Furthermore, it has consistently underestimated the inflationary threat. At every turn, the Bank of England has leant over backwards to accommodate the emergency spending the Government has deemed necessary to support partial closure of the economy. In the jargon, it has fallen victim to “fiscal dominance”, or deliberately prioritising support for government debt servicing costs over its mandate of keeping inflation to the 2 per cent target level.

In ignoring the spike in prices, it has insisted that the pressures are “transitory” and largely – because they are substantially down to external factors such as surging energy prices – beyond the control of monetary policy. This may be partially true, but there is only so long you can hold the line before everyone yells “the emperor has got no clothes”. Both the Bank of England and the US Federal Reserve were perilously close to that moment.

That’s why the financial markets have responded favourably to news of a tightening stance; central bank independence from political pressure to fund government spending priorities was increasingly being called into question, threatening a key certainty in economic planning – price stability. The future becomes much more unpredictable once unable to rely on the central bank to keep inflation under control.

By raising interest rates, the Bank of England has hopefully acted in the nick of time. It may already be too late. As it is, we’ll be paying for the incontinence of lockdown spending for years, possibly decades to come.

Those working in knowledge based sectors of the economy, where skill shortages are particularly acute, may be able to command inflation matching wage increases, but most will see real wages fall, and that’s before the impact of next year’s scheduled tax rises.

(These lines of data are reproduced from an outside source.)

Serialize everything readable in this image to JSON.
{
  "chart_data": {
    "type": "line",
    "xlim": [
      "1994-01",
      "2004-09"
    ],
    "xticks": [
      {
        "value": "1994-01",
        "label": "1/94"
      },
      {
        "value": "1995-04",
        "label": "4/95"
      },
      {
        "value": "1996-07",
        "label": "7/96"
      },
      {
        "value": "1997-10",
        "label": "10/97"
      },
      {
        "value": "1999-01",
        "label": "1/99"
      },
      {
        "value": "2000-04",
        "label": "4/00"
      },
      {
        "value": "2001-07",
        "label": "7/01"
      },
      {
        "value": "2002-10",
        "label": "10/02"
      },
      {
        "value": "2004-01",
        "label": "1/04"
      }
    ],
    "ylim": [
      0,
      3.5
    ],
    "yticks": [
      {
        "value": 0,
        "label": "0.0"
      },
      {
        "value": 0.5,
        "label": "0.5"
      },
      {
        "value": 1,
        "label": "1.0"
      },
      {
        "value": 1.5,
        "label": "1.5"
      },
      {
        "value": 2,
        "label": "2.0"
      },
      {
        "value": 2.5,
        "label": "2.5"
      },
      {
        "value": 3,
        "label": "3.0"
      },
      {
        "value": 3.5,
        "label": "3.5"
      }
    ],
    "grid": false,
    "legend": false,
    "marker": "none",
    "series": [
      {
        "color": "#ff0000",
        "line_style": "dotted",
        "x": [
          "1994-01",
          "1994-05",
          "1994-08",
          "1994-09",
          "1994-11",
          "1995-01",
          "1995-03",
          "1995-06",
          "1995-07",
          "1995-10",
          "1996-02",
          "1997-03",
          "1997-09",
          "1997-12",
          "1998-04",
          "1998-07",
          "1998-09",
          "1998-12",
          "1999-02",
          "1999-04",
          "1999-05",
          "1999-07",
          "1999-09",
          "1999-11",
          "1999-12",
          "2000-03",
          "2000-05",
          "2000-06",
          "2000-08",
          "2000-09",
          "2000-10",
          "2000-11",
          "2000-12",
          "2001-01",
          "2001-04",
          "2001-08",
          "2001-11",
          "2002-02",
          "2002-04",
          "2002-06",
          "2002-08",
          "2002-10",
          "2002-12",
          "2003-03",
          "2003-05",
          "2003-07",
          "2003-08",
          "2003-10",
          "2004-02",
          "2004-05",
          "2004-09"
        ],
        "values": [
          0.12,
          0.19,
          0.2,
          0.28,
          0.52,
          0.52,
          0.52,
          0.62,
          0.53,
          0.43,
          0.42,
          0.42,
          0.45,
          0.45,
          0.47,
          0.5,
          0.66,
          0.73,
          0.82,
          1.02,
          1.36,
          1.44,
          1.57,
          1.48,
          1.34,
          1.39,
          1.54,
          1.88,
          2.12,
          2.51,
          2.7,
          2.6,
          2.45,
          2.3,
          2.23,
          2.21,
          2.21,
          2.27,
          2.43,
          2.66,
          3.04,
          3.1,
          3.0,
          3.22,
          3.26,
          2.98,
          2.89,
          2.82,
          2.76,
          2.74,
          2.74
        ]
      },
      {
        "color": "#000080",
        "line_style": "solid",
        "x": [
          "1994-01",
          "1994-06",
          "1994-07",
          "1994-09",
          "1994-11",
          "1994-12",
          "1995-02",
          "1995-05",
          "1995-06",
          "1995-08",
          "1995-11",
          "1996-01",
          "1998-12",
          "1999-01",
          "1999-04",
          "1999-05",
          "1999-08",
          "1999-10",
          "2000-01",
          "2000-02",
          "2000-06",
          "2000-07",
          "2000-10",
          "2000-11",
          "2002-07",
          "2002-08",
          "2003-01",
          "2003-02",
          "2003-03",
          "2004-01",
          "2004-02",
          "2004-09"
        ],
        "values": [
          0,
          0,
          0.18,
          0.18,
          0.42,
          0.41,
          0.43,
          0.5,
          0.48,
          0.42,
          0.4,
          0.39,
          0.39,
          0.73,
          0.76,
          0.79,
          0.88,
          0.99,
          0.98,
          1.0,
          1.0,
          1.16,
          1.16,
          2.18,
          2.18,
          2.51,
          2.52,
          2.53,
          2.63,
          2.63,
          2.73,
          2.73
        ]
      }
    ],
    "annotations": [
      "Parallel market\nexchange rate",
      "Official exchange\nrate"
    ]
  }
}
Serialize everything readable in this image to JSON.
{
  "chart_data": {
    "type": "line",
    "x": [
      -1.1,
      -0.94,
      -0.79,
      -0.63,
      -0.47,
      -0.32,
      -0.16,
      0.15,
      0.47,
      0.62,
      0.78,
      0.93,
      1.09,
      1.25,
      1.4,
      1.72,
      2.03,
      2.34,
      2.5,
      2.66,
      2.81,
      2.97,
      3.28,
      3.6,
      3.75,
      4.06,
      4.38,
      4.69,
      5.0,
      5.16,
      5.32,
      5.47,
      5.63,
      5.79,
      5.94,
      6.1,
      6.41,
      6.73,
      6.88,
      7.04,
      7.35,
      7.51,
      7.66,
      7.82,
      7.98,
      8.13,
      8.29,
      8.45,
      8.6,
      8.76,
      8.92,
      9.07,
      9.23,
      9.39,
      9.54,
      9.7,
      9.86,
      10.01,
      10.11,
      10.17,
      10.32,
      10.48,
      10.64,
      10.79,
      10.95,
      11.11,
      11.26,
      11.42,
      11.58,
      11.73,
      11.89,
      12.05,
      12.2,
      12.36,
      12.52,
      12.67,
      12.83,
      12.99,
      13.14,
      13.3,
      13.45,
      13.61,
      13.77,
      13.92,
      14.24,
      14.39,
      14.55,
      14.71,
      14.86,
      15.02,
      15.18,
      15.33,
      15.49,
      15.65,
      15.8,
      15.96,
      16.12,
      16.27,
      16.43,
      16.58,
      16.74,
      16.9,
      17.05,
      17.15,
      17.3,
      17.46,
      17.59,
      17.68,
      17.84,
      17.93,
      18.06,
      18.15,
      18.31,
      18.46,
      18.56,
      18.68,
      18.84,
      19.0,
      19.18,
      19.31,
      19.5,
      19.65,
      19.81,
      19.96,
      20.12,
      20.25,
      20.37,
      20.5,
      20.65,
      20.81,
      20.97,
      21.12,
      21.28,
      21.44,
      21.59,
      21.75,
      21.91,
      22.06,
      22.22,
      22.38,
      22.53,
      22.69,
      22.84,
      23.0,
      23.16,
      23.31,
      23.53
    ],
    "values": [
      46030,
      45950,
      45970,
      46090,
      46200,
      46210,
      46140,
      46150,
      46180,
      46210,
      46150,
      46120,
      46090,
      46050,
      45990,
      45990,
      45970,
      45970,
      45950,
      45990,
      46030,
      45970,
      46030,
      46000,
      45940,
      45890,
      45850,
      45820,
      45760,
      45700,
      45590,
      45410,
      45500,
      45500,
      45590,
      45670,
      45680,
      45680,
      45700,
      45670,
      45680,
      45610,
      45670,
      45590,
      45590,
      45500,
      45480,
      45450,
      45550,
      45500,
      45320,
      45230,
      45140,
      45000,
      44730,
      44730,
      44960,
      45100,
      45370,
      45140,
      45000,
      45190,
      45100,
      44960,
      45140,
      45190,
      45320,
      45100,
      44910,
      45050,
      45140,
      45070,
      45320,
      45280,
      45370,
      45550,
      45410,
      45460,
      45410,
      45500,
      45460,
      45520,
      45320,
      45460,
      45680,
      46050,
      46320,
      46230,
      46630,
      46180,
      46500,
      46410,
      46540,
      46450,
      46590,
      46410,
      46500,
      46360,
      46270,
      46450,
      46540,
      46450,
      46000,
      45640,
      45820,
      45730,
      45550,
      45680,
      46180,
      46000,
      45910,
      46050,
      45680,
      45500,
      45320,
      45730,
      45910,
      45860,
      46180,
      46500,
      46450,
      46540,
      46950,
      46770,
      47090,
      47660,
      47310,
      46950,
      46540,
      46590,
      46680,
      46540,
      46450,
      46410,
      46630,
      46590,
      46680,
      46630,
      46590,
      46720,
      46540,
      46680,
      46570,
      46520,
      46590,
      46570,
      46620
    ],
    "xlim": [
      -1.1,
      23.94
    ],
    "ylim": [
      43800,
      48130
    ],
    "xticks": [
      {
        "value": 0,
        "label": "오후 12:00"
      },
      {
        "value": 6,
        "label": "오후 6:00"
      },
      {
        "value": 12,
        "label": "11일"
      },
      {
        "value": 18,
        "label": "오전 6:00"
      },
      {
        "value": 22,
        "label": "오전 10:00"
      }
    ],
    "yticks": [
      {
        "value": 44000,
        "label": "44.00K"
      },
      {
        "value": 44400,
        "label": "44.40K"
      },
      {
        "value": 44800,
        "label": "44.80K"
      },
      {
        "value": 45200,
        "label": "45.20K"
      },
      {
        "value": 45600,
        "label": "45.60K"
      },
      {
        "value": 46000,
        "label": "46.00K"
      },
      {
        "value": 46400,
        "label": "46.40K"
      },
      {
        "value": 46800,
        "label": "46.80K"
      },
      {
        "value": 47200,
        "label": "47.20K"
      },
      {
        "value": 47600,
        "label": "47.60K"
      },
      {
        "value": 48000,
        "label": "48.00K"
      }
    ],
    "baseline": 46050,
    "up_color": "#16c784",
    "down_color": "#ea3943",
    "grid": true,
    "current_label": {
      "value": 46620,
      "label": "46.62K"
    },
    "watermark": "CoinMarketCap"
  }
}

The thousands of businesses in hospitality, retail and travel most affected by the latest work from home advice are entirely justified in seeking renewed taxpayer funded support. They are being hung out to dry. Yet it is little wonder that ministers have resorted to scaremongering to force the degree of behavioural change deemed necessary to prevent omicron from overwhelming the NHS.

Never mind the opposition of more than 100 Tory MPs to even the relatively mild restrictions so far imposed, the Government has run out of money and cannot afford another full scale mandatory lockdown. Nor can the Bank of England any longer be relied on to fund one. A moment of truth indeed.